En realidad ese desborde global de la producción de mercancías, creó al mismo tiempo una falsa ilusión de exclusividad; la gente empezó a consumir un perfume fino, una pantalla de alta tecnología, una computadora de punta, el mismo automóvil, pensando que pertenece al grupo exclusivo que podía tener ese lujo, estuviera en un país pobre o en uno rico. A partir de ese momento las campañas publicitarias se planifican para el planeta, ya no para un país. Es en ese momento que las condiciones de desarrollo del capitalismo en el orden global, empiezan a profundizar un comportamiento social esquizoide, a partir del cual el individuo empezaría a perder contacto con la realidad, para sujetarse inexorablemente a una ilusión. En palabras de Guy Deboard (1967), “toda la vida de las sociedades en las que domina la condición de producción moderna, se convierte en una inmensa acumulación de espectáculos. Todo lo vivido directamente se convierte en una representación de la realidad.” Sociedades precapitalistas como esta, tarde o temprano llegaríamos también al consumo masificado, nos convertiríamos en sujetos del mundo en razón no de nuestra capacidad de producción, sino del consumo ideológico de un sin número de baratijas de consumo superfluo, especialmente a partir de los años noventa con la irrupción de los productos digitales de comunicación (actualmente hay 22 millones de líneas celulares para 14 millones de habitantes). La ilusión pues también cooptó rápidamente las conciencias débiles de los guatemaltecos que empezarían a aspirar exclusividad en medio de precariedad y desigualdad. Todas las economías terminarían siendo periféricas sobre un centro ilusorio, aun en los andamios frágiles de la economía guatemalteca. Aquel efecto masificador de consumo aspiracional empezaría antes en el mundo del capitalismo desarrollado y llegaría más tarde a los rincones precarios.

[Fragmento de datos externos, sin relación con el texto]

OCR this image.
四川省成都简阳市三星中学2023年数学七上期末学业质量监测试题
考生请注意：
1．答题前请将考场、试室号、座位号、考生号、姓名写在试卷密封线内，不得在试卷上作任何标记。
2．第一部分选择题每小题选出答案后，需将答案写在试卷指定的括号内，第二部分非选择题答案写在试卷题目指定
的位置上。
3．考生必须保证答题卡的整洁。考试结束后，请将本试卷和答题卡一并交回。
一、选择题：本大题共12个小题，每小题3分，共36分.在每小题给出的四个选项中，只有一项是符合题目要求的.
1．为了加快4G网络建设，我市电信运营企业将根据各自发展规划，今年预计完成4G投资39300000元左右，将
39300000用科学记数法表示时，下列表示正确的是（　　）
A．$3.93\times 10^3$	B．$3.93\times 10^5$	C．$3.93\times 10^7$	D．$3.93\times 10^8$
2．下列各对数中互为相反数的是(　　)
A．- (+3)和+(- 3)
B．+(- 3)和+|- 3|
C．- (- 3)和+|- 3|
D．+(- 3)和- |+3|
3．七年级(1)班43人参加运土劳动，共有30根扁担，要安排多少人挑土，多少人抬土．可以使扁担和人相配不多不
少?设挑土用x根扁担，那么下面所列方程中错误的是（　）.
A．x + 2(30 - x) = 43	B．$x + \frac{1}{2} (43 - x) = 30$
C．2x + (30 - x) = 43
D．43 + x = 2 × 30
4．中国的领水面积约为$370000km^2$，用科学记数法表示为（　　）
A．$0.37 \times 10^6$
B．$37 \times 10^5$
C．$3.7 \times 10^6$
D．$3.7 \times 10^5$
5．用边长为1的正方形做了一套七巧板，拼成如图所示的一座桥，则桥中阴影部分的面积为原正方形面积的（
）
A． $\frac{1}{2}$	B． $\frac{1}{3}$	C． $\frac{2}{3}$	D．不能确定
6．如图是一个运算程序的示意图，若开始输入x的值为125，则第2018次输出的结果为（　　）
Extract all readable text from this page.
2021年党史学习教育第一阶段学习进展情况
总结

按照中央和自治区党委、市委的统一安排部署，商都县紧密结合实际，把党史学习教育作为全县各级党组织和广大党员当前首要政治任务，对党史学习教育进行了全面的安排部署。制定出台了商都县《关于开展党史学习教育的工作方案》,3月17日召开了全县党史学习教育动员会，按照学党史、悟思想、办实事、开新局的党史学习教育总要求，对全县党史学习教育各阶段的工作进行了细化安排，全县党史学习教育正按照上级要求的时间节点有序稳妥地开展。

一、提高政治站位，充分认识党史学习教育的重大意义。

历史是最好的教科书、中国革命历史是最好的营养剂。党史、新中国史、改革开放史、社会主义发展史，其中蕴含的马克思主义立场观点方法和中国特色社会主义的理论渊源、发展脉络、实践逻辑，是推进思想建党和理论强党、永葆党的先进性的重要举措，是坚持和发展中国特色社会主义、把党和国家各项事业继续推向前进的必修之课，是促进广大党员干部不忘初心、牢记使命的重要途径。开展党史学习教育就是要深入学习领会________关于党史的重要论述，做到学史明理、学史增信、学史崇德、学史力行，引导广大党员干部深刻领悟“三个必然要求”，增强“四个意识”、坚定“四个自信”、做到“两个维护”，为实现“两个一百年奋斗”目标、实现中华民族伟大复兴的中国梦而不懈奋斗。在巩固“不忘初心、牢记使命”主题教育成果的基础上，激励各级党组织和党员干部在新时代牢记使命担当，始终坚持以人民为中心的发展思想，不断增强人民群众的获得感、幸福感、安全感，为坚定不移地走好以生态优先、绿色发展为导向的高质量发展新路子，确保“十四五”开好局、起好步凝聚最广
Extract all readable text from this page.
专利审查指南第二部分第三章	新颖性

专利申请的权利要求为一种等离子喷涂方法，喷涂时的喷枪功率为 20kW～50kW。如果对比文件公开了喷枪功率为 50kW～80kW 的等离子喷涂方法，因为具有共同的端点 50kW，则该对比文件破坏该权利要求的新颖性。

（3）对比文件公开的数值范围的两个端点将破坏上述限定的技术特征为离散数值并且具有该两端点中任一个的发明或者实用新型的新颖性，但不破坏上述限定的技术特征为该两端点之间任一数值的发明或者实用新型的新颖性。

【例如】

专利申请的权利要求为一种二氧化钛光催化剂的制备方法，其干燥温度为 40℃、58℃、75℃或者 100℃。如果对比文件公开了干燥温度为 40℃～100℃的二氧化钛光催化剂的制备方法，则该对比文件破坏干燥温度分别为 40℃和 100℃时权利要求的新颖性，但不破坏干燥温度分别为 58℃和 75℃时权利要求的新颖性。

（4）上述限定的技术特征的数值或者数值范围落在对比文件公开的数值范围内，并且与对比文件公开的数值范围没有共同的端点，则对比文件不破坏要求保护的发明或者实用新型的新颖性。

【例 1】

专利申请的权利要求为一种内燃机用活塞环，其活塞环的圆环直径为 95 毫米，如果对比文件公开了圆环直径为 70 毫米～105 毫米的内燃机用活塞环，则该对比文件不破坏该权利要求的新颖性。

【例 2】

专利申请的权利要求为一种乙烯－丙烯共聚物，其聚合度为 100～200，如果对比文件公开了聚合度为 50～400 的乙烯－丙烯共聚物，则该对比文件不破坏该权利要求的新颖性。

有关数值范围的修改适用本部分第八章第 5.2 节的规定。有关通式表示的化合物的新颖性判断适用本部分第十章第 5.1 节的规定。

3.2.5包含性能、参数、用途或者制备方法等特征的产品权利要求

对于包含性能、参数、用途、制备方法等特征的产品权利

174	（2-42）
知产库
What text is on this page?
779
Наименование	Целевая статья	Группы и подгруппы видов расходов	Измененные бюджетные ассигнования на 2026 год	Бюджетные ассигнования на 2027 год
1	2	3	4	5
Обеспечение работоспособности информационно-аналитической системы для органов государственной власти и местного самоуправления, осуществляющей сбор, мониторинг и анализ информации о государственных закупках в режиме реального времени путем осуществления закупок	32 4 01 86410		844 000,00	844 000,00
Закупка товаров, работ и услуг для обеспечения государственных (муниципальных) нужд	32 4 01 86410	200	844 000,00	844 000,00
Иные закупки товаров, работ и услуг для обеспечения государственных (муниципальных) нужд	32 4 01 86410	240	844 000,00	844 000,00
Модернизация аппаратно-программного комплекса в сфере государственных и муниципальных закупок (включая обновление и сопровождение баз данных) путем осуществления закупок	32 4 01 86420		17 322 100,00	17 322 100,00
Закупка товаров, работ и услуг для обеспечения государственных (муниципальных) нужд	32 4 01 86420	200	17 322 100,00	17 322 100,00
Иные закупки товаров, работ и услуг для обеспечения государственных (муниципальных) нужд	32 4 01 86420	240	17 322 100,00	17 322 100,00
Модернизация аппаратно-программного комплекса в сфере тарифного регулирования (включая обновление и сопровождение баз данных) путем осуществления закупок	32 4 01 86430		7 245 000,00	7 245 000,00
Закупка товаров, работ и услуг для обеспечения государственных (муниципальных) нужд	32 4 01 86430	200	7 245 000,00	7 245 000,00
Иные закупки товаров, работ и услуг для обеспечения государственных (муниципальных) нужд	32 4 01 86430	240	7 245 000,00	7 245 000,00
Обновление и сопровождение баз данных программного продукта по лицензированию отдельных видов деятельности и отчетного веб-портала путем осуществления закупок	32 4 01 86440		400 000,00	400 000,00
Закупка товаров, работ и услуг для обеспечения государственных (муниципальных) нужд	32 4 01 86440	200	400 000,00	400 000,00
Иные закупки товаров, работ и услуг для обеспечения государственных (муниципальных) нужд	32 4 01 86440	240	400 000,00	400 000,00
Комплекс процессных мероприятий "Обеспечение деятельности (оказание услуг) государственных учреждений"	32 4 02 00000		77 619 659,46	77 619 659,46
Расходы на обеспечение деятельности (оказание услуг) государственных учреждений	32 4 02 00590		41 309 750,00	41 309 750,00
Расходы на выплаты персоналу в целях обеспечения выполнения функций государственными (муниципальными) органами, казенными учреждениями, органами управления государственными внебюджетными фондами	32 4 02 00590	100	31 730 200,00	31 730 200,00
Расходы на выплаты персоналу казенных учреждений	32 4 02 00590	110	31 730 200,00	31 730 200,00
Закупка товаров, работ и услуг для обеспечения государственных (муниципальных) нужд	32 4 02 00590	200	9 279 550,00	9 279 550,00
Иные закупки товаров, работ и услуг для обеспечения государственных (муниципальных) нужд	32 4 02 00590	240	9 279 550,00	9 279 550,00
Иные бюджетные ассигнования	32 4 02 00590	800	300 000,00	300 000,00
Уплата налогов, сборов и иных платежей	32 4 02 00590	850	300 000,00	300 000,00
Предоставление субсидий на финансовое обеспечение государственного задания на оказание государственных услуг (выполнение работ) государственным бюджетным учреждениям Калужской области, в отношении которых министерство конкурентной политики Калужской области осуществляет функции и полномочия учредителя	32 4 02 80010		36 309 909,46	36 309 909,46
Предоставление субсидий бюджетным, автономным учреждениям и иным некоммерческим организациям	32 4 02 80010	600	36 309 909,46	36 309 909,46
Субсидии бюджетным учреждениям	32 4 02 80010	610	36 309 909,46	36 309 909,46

Como sabemos, esa fase del capitalismo desbordado puso fin a la llamada modernidad que tuvo su inicio allá por el siglo XV, con las empresas de la corona española que despojarían el oro de Latinoamérica, mineral precioso que luego de ser llevado a Europa le daría un salto al capitalismo mundial. Cinco siglos después, personas como Yolanda Oquelí, lideresa de la comunidad de San Pedro Ayampuc sufre un ataque armado, por defender su derecho de resistencia pacífica contra la actividad extractiva minera de transnacionales que arremeten un nuevo despojo. El mismo oro que una vez fue extraído, hoy es el que regresa en forma de transnacional, que junto a otras, inducen la nueva forma de vida que sacraliza la ilusión y la imagen, erradica lo concreto y lo sustituye por lo abstracto. Es el tiempo de las imágenes que son las que moldean la identidad y no la interacción humana, la relación entre las personas se aglutina a partir del espectáculo, de lo no vivido, de lo que no es, es la era en la que las identidades se forman a partir de la aspiración. Se mimetiza la percepción de la mercancía, despojándonos así mismos de nuestra propia identidad. La orden dicta just buy it y a partir de allí el nuevo orden social es articulado por una infinita ilusión.